Quis o destino que sua vida fosse longa, e memes na internet brincavam com sua “imortalidade”. Mas, por todo esse tempo, segundo a revista Economist, mais do que uma boa saúde, sua longevidade simbolizou a constância do Estado britânico, mesmo quando outras instituições cambaleavam.

Viagens

Ao projetar o simbolismo da coroa, ela fortaleceu os laços com aliados e suavizou relacionamentos tensos em lugares como Índia, Rússia, África do Sul e Irlanda. Gastando muita sola de seus sapatos Anello & Davide, foram mais de 90 viagens oficiais, principalmente por países da Comunidade Britânica (Commonwealth). Só presidentes americanos ela conheceu 13.

Sempre buscando um jeito de não se descolar totalmente de seus súditos, Elizabeth transformou uma monarquia imperial em uma família de nações. Em uma dessas viagens, em 1970, ao visitar Austrália e Nova Zelândia, ela quebrou séculos de tradição quando, em vez de acenar de longe, decidiu caminhar pelas ruas de Sydney, sorrindo e conversando com o populacho espantado – desde então, o “walkabout” da rainha tornou-se prática regular da família real.

Publicidade

A rainha Elizabeth recebe flores de crianças em idade escolar agitando bandeiras da Austrália em Sydney nesta foto de arquivo de 13 de março de 2006 Foto: Reuters

Visitando incansavelmente os 53 países da Commonwealth, a maioria ex-colônias britânicas, ela manteve a unidade do reino. Segundo disse ao Estadão o diretor de do Queens’ College, Andrew Thompson, na ocasião do aniversário de 90 anos da rainha, a diplomacia de Elizabeth catapultou sua popularidade e levou a família real junto.

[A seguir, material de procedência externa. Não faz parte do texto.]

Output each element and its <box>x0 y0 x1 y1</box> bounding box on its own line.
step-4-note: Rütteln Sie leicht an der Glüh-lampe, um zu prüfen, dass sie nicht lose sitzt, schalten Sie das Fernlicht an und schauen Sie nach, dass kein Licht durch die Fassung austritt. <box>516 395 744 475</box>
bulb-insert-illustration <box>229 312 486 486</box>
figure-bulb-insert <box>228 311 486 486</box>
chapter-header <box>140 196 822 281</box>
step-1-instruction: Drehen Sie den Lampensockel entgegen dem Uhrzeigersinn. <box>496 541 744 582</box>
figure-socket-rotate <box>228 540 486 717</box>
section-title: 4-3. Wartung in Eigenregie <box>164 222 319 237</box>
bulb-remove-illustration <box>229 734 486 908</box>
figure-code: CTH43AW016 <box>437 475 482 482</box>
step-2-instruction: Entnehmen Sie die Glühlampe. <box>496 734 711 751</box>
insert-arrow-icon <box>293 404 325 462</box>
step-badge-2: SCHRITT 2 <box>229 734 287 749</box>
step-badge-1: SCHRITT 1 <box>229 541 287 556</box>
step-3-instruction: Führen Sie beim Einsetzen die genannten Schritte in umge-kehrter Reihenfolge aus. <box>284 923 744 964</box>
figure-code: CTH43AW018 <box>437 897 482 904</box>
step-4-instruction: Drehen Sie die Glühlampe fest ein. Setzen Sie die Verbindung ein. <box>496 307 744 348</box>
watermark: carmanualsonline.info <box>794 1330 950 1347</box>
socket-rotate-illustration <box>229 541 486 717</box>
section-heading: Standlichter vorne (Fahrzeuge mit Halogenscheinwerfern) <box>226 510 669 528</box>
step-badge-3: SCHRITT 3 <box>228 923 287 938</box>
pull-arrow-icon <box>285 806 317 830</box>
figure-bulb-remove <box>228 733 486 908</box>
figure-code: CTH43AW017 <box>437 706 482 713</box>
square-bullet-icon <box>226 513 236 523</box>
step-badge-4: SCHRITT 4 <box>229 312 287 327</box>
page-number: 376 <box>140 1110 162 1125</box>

Nas relações internacionais, Elizabeth coleciona outros feitos. Foi a primeira monarca britânica a visitar a China, em 1986, uma viagem importante no esforço do Reino Unido, que se preparava para devolver Hong Kong ao controle chinês.

Durante seu longo reinado, poucos líderes receberam a deferência que a rainha reservou a Nelson Mandela. O então presidente sul-africano chegou ao Reino Unido em 1996 para uma visita de Estado na qual, em discurso no Parlamento, denunciou o racismo como uma “praga na consciência humana”. Na viagem, Mandela e Elizabeth desenvolveram um carinho mútuo. Ela o hospedou no Palácio de Buckingham e o levou para passear de carruagem no centro de Londres, além de oferecer-lhe uma festa no Royal Albert Hall.

Nelson Mandela e a rainha Elizabeth II andam de carruagem do lado de fora do Palácio de Buckingham, em Londres, nesta foto de arquivo de 9 de julho de 1996 Foto: Reuters

PUBLICIDADE

Décadas após receber Mandela, ícone da luta contra o racismo, o tema voltaria a atormentar a rainha, turbinado pelos tabloides do reino. Seu neto, o príncipe Harry, e a mulher, a americana Meghan Markle, se afastaram da família real após várias queixas, entre elas, uma denúncia de racismo feita durante entrevista ao programa da apresentadora Oprah Winfrey.

Para alguns pessoas, a entrevista foi uma condenação da família real no momento em que a questão da desigualdade racial atraía atenção global, após as execuções de negros por policiais brancos nos EUA. Para outros, foi um ataque à instituição, com a rainha Elizabeth II no crepúsculo de seu reinado e seu marido, o príncipe Philip, internado em um hospital.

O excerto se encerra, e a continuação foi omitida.